I saw programming work as that weird intersection of logic and creativity that could never possibly be automated. I honestly expected it to be the last craft we turn into an assembly line before we set off into the UBI sunset.
But I was wrong.
LLMs went from “yeah it can sometimes generate working code” to “yeah but it didn’t catch that one edge case” way quicker than I thought they would.
Turns out it’s all pattern-matching all the way down. Who would’ve thought?
I’ve invested the last 10 years of my life in this industry, hoping to bear the fruits of my efforts.
And I’d be only half-joking when I say that I’m wondering whether I should’ve picked a different outlet for my creative aspirations.
But I’m not skeptical about the software industry.
It’s just that the level of abstraction is increasing once again. It’s like the move from low-level languages to high-level ones, but this comes with a paradigm shift.
Most industry shifts so far have resulted in us still sitting at the keyboard, writing code.
This time we’ll be spending a lot more time reading code than writing it ourselves.
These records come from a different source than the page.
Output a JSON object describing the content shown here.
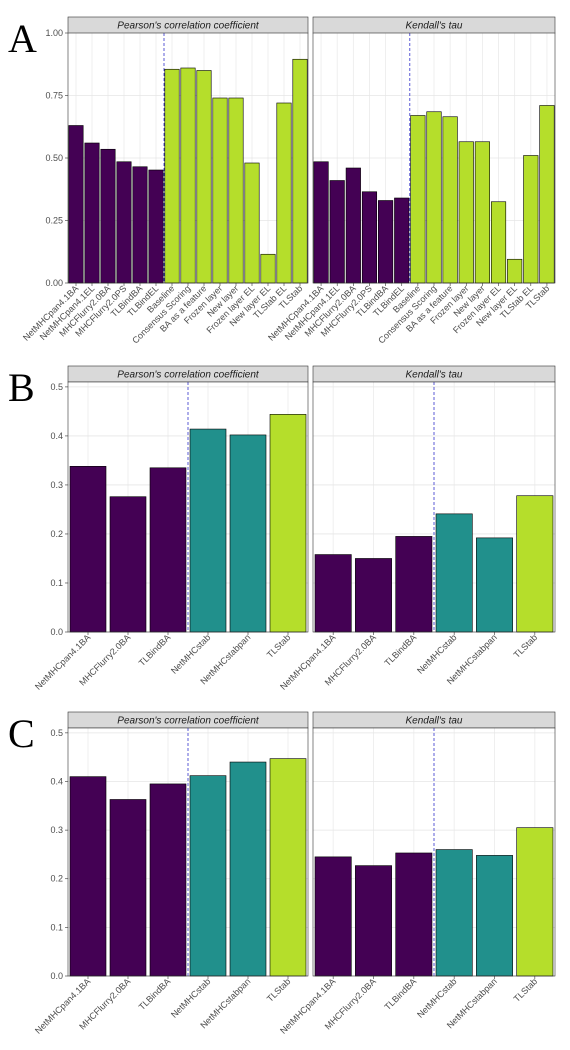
{
  "panel_labels": [
    "A",
    "B",
    "C"
  ],
  "chart_data": [
    {
      "type": "bar",
      "title": "Pearson's correlation coefficient",
      "categories": [
        "NetMHCpan4.1BA",
        "NetMHCpan4.1EL",
        "MHCFlurry2.0BA",
        "MHCFlurry2.0PS",
        "TLBindBA",
        "TLBindEL",
        "Baseline",
        "Consensus Scoring",
        "BA as a feature",
        "Frozen layer",
        "New layer",
        "Frozen layer EL",
        "New layer EL",
        "TLStab EL",
        "TLStab"
      ],
      "values": [
        0.63,
        0.56,
        0.535,
        0.485,
        0.465,
        0.452,
        0.855,
        0.86,
        0.85,
        0.74,
        0.74,
        0.48,
        0.115,
        0.72,
        0.895
      ],
      "colors": [
        "#440154",
        "#440154",
        "#440154",
        "#440154",
        "#440154",
        "#440154",
        "#b5de2b",
        "#b5de2b",
        "#b5de2b",
        "#b5de2b",
        "#b5de2b",
        "#b5de2b",
        "#b5de2b",
        "#b5de2b",
        "#b5de2b"
      ],
      "separator_after": 5,
      "ylim": [
        0,
        1
      ],
      "yticks": [
        {
          "value": 0,
          "label": "0.00"
        },
        0.25,
        {
          "value": 0.5,
          "label": "0.50"
        },
        0.75,
        {
          "value": 1,
          "label": "1.00"
        }
      ],
      "grid": true
    },
    {
      "type": "bar",
      "title": "Kendall's tau",
      "categories": [
        "NetMHCpan4.1BA",
        "NetMHCpan4.1EL",
        "MHCFlurry2.0BA",
        "MHCFlurry2.0PS",
        "TLBindBA",
        "TLBindEL",
        "Baseline",
        "Consensus Scoring",
        "BA as a feature",
        "Frozen layer",
        "New layer",
        "Frozen layer EL",
        "New layer EL",
        "TLStab EL",
        "TLStab"
      ],
      "values": [
        0.485,
        0.41,
        0.46,
        0.365,
        0.33,
        0.34,
        0.67,
        0.685,
        0.665,
        0.565,
        0.565,
        0.325,
        0.095,
        0.51,
        0.71
      ],
      "colors": [
        "#440154",
        "#440154",
        "#440154",
        "#440154",
        "#440154",
        "#440154",
        "#b5de2b",
        "#b5de2b",
        "#b5de2b",
        "#b5de2b",
        "#b5de2b",
        "#b5de2b",
        "#b5de2b",
        "#b5de2b",
        "#b5de2b"
      ],
      "separator_after": 5,
      "ylim": [
        0,
        1
      ],
      "yticks": [
        {
          "value": 0,
          "label": "0.00"
        },
        0.25,
        {
          "value": 0.5,
          "label": "0.50"
        },
        0.75,
        {
          "value": 1,
          "label": "1.00"
        }
      ],
      "grid": true
    },
    {
      "type": "bar",
      "title": "Pearson's correlation coefficient",
      "categories": [
        "NetMHCpan4.1BA",
        "MHCFlurry2.0BA",
        "TLBindBA",
        "NetMHCstab",
        "NetMHCstabpan",
        "TLStab"
      ],
      "values": [
        0.338,
        0.276,
        0.335,
        0.414,
        0.402,
        0.444
      ],
      "colors": [
        "#440154",
        "#440154",
        "#440154",
        "#21908c",
        "#21908c",
        "#b5de2b"
      ],
      "separator_after": 2,
      "ylim": [
        0,
        0.51
      ],
      "yticks": [
        {
          "value": 0,
          "label": "0.0"
        },
        0.1,
        0.2,
        0.3,
        0.4,
        0.5
      ],
      "grid": true
    },
    {
      "type": "bar",
      "title": "Kendall's tau",
      "categories": [
        "NetMHCpan4.1BA",
        "MHCFlurry2.0BA",
        "TLBindBA",
        "NetMHCstab",
        "NetMHCstabpan",
        "TLStab"
      ],
      "values": [
        0.158,
        0.15,
        0.195,
        0.241,
        0.192,
        0.278
      ],
      "colors": [
        "#440154",
        "#440154",
        "#440154",
        "#21908c",
        "#21908c",
        "#b5de2b"
      ],
      "separator_after": 2,
      "ylim": [
        0,
        0.51
      ],
      "yticks": [
        {
          "value": 0,
          "label": "0.0"
        },
        0.1,
        0.2,
        0.3,
        0.4,
        0.5
      ],
      "grid": true
    },
    {
      "type": "bar",
      "title": "Pearson's correlation coefficient",
      "categories": [
        "NetMHCpan4.1BA",
        "MHCFlurry2.0BA",
        "TLBindBA",
        "NetMHCstab",
        "NetMHCstabpan",
        "TLStab"
      ],
      "values": [
        0.41,
        0.363,
        0.395,
        0.412,
        0.44,
        0.447
      ],
      "colors": [
        "#440154",
        "#440154",
        "#440154",
        "#21908c",
        "#21908c",
        "#b5de2b"
      ],
      "separator_after": 2,
      "ylim": [
        0,
        0.51
      ],
      "yticks": [
        {
          "value": 0,
          "label": "0.0"
        },
        0.1,
        0.2,
        0.3,
        0.4,
        0.5
      ],
      "grid": true
    },
    {
      "type": "bar",
      "title": "Kendall's tau",
      "categories": [
        "NetMHCpan4.1BA",
        "MHCFlurry2.0BA",
        "TLBindBA",
        "NetMHCstab",
        "NetMHCstabpan",
        "TLStab"
      ],
      "values": [
        0.245,
        0.227,
        0.253,
        0.26,
        0.248,
        0.305
      ],
      "colors": [
        "#440154",
        "#440154",
        "#440154",
        "#21908c",
        "#21908c",
        "#b5de2b"
      ],
      "separator_after": 2,
      "ylim": [
        0,
        0.51
      ],
      "yticks": [
        {
          "value": 0,
          "label": "0.0"
        },
        0.1,
        0.2,
        0.3,
        0.4,
        0.5
      ],
      "grid": true
    }
  ]
}
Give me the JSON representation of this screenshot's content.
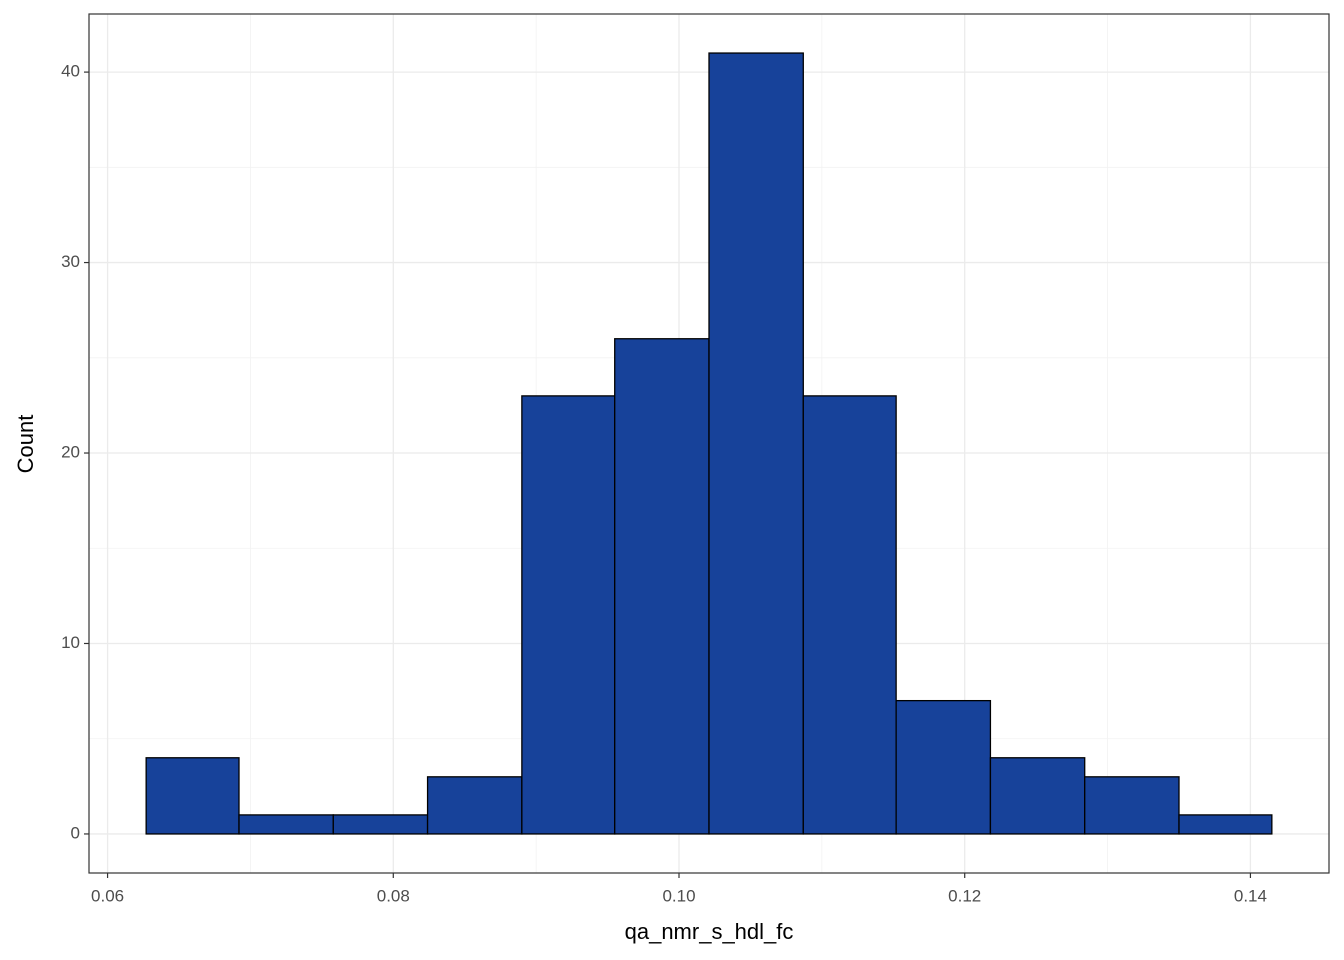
{
  "chart_data": {
    "type": "histogram",
    "x_label": "qa_nmr_s_hdl_fc",
    "y_label": "Count",
    "bins": [
      0.0627,
      0.0692,
      0.0758,
      0.0824,
      0.089,
      0.0955,
      0.1021,
      0.1087,
      0.1152,
      0.1218,
      0.1284,
      0.135,
      0.1415
    ],
    "values": [
      4,
      1,
      1,
      3,
      23,
      26,
      41,
      23,
      7,
      4,
      3,
      1
    ],
    "color": "#17429a",
    "edgecolor": "#000000",
    "xlim": [
      0.0587,
      0.1455
    ],
    "ylim": [
      -2.05,
      43.05
    ],
    "xticks": [
      {
        "value": 0.06,
        "label": "0.06"
      },
      {
        "value": 0.08,
        "label": "0.08"
      },
      {
        "value": 0.1,
        "label": "0.10"
      },
      {
        "value": 0.12,
        "label": "0.12"
      },
      {
        "value": 0.14,
        "label": "0.14"
      }
    ],
    "yticks": [
      0,
      10,
      20,
      30,
      40
    ],
    "grid": true
  }
}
We’ll be turning from writers to editors.
Our craft is changing.
It’s important to see yourself as a builder, not as a writer of code.
From the people who create the implementation, we’ll be the ones estimating its quality and correctness, recognizing the good, the bad, and the code that needs to change.
In this world, being able to differentiate between good maintainable code can make the difference in a software product’s future.
Because writing code to satisfy a requirement seems to be a solved problem. But you still need to:
- Know what you need to build.
- Know how it needs to behave.
- Know how it needs to evolve.
I can prompt an LLM to write me code that reads files from an S3 bucket and sends HTTP requests to another service. But:
- I need to know that these reads should happen concurrently.
- I need to know that I should batch my subsequent requests so I don’t overload another service.
- I need to know that I need an interface because I expect to have other file sources in the future and it would be easier to add them.
Maintaining software is hard.
And I can see a future in which everything is immutable and rewritten from scratch from a prompt every time a change needs to be made, but that’s still far off.
The people best equipped to work with these models are those with technical knowledge.
If you know what you need to build, AI is going to make you an even more productive creator.
That’s why I’m betting on acquiring even more technical knowledge about software design and distributed systems. The former so I can build an intuition about good code, and the latter so I can build more complex products.